O presidente Jair Bolsonaro, foi quem demitiu Joaquim Silva e Luna na semana passada, quando o governo mostrou a nova lista de conselheiros da Petrobras para aprovação na Assembleia Geral de Acionistas marcada para o dia 13 de abril. No documento entregue ao Ministério de Minas de Energia, o general foi excluído, sem aviso prévio, por mais que já sinta a fritura que sofria desde o último reajuste dos preços do combustíveis em 11 de março.
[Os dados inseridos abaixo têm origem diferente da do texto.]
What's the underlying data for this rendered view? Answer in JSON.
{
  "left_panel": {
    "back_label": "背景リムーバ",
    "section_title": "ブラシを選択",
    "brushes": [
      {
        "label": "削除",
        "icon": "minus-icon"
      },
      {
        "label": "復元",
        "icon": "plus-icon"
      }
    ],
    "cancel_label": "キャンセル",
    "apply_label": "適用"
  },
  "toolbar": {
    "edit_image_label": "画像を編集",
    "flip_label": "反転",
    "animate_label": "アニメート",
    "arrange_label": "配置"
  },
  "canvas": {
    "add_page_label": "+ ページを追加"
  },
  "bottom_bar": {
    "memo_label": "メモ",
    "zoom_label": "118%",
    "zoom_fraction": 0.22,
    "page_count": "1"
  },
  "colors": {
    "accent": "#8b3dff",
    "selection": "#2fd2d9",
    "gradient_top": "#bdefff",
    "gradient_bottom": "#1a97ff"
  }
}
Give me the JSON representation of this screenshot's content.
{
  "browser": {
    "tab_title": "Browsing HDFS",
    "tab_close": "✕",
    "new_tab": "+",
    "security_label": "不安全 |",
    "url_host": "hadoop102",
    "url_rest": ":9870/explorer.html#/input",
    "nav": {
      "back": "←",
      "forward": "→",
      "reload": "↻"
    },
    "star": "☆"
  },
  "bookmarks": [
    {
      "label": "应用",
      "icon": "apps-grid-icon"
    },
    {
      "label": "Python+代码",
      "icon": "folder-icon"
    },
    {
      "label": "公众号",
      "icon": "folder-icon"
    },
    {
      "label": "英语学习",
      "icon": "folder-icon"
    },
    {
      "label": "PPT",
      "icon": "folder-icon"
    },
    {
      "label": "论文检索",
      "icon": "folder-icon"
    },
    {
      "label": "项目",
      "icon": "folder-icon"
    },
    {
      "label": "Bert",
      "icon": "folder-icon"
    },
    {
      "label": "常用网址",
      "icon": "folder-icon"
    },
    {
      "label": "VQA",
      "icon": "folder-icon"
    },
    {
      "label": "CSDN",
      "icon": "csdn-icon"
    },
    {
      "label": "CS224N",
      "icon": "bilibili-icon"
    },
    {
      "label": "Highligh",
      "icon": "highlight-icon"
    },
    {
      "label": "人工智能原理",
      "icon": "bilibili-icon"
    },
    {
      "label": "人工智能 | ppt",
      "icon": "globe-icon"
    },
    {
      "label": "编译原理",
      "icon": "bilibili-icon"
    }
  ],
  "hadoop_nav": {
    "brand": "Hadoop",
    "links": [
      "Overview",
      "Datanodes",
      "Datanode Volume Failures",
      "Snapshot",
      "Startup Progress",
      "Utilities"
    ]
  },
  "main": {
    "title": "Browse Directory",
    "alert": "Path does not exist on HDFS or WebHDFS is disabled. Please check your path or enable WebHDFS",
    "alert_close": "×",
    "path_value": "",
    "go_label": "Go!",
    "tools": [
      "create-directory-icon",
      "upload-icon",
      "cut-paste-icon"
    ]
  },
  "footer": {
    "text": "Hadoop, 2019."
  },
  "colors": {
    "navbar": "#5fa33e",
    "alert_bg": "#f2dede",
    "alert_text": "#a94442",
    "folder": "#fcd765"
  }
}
Foram ouvidos também ex-gestores e ex-conselheiros da Petrobras sobre os impactos dos ruídos, e sobre a condução da Lei das Estatais. Eles veem risco da nomeação de Adriano Pires travar nas exigências da Lei das Estatais e que a sequência mais recentes machuca a empresa. A lei que foi aprovada no governo Temer, limita a nomeação de executivos que tenham relação ou parentesco com proprietários de empresas que indiquem conflito de interesses, ou que atuem no mesmo setor.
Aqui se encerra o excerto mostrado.